Kotlin Limitations vs Python

social-media-failThis page will serve as repository of limitations found when attempting to move kotlin code to python code. Some limitations are a natural consequence of moving to static types, others are effectively inherited from Java.

The list here is based on placing those I find most significant at the top, and the further down the list the less significant.

base class parameter pass through

background

Kotlin, like python, allows for optional parameters, a feature not found in Java.  A consequence of this feature is that libraries with heavily used classes can over time evolve to have a large number of optional parameters in the most heavily used methods.  A larger number of parameters should only occur in code in a language that has optional parameters, as without the parameters being optional, every extra parameter  would introduce overhead on every call.  These methods with a large number of parameters are often frequently used methods, and the goal is that well chosen defaults will mean that most of these optional parameters are only provided in exceptional cases.  While a typical instance of the class may require only 2 or 3 parameters, while there may be as many as 20 to chose from.

To find examples, I simply thought: “what are the most widely used python packages I can think of?”.  The first three that occurred to me to check were sqlalchemy,  attr, and Django, and for each of these I looked for the most basic usage cases I could find. The first examples I found are:

  • sqlalchemy:   Table Class  20 optional parameters (see ‘parameters’)
  • attr: atrr.s() function – 9 optional parameters (see attr.s function)
  • Django: Field class – 22 optional parameters (see __init__)

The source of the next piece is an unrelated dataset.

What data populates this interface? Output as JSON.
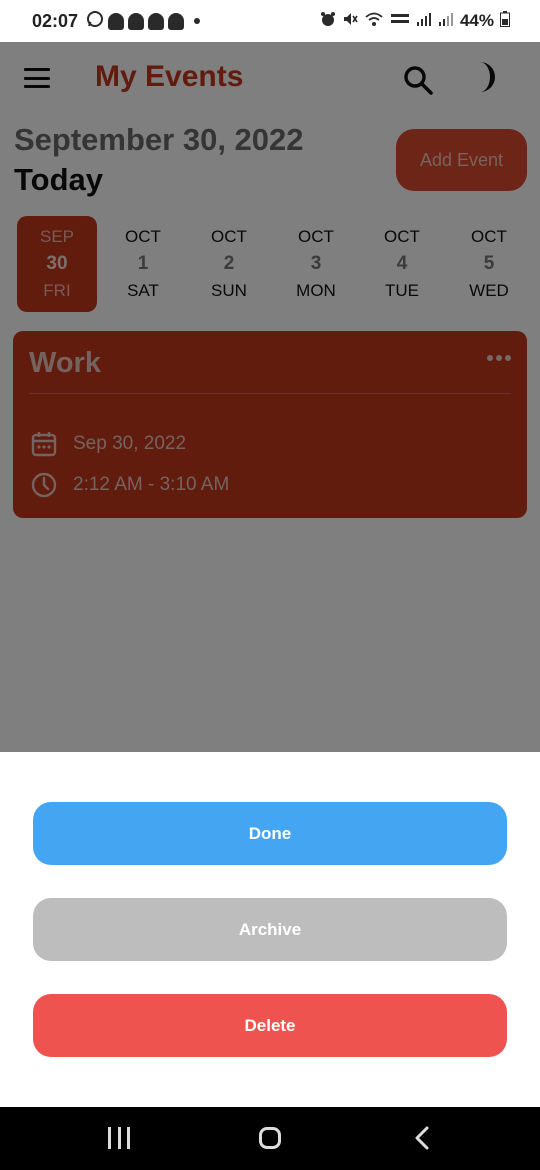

While such a large number of parameters should not normally occur in Java due to lack of optional parameters, I think these example establish that the pattern is common in well regarded python packages.

The Problem.

Consider the Django Fieldclass . This class serves as a base class for several other classes, such as  TextField, TimeField, BinaryField etc.  To code examples like these cleanly, some type of language mechanism is needed which effectively achieves:  “include all fields from the base class constructor (or other method from the base class) as also parameters to this class unless specifically declared in this class“.

Python uses the *args,**kwargs system, which for several reasons is not an appropriate solution for kotlin, but is at least a solution.  There are some more elegant solutions possible for kotlin, and perhaps one will be added at a later time.

In Python the code for defining the BinaryField Class is as follows (not exact code for simplicity):

class BinaryField(Field):

    def __init__(self, *args, **kwargs):
        kwargs['editable'] = False
        super().__init__(*args, **kwargs)
        // other init code goes here

while in kotlin (slightly changed for name conventions and simplicity) the code becomes:

class BinaryField(
        verboseName:String?=null, name:String?=null, primaryKey:Boolean=false,
        maxLength:Int?=null, unique:Boolean=false, blank:Boolean=false,
        nulled:Boolean=false, dbIndex:Boolean=false, rel:String?=null,
        default:Any?=null, //editable:Boolean=true, - force 'false' for editable
        serialize:Boolean=true,
        uniqueForYear:Int?=null, choices:String?=null, helpText:String="",
        dbColumn:Int?=null, dbTablespace:Int?=null, autoCreated:Boolean=false,
        validators:List<Any>?=null, errorMessages:String?=null
 ):Field(verboseName=verboseName, name=name, primaryKey=primaryKey,
        maxLength=maxLength, unique=unique, blank=blank, nulled=nulled,
        dbIndex=dbIndex, rel=rel, default=default, editable=false,
        serialize=serialize, uniqueForYear=uniqueForYear, choices=choices,
        helpText=helpText, dbColumn=dbColumn,
        dbTablespace=dbTablespace, autoCreated=autoCreated,
        validators=validators, errorMessages=errorMessages) {
  // class code here
}

Clearly, the call to the base constructor will be much shorter if not using named parameters, which is a choice, but in a list this long I would use named parameters.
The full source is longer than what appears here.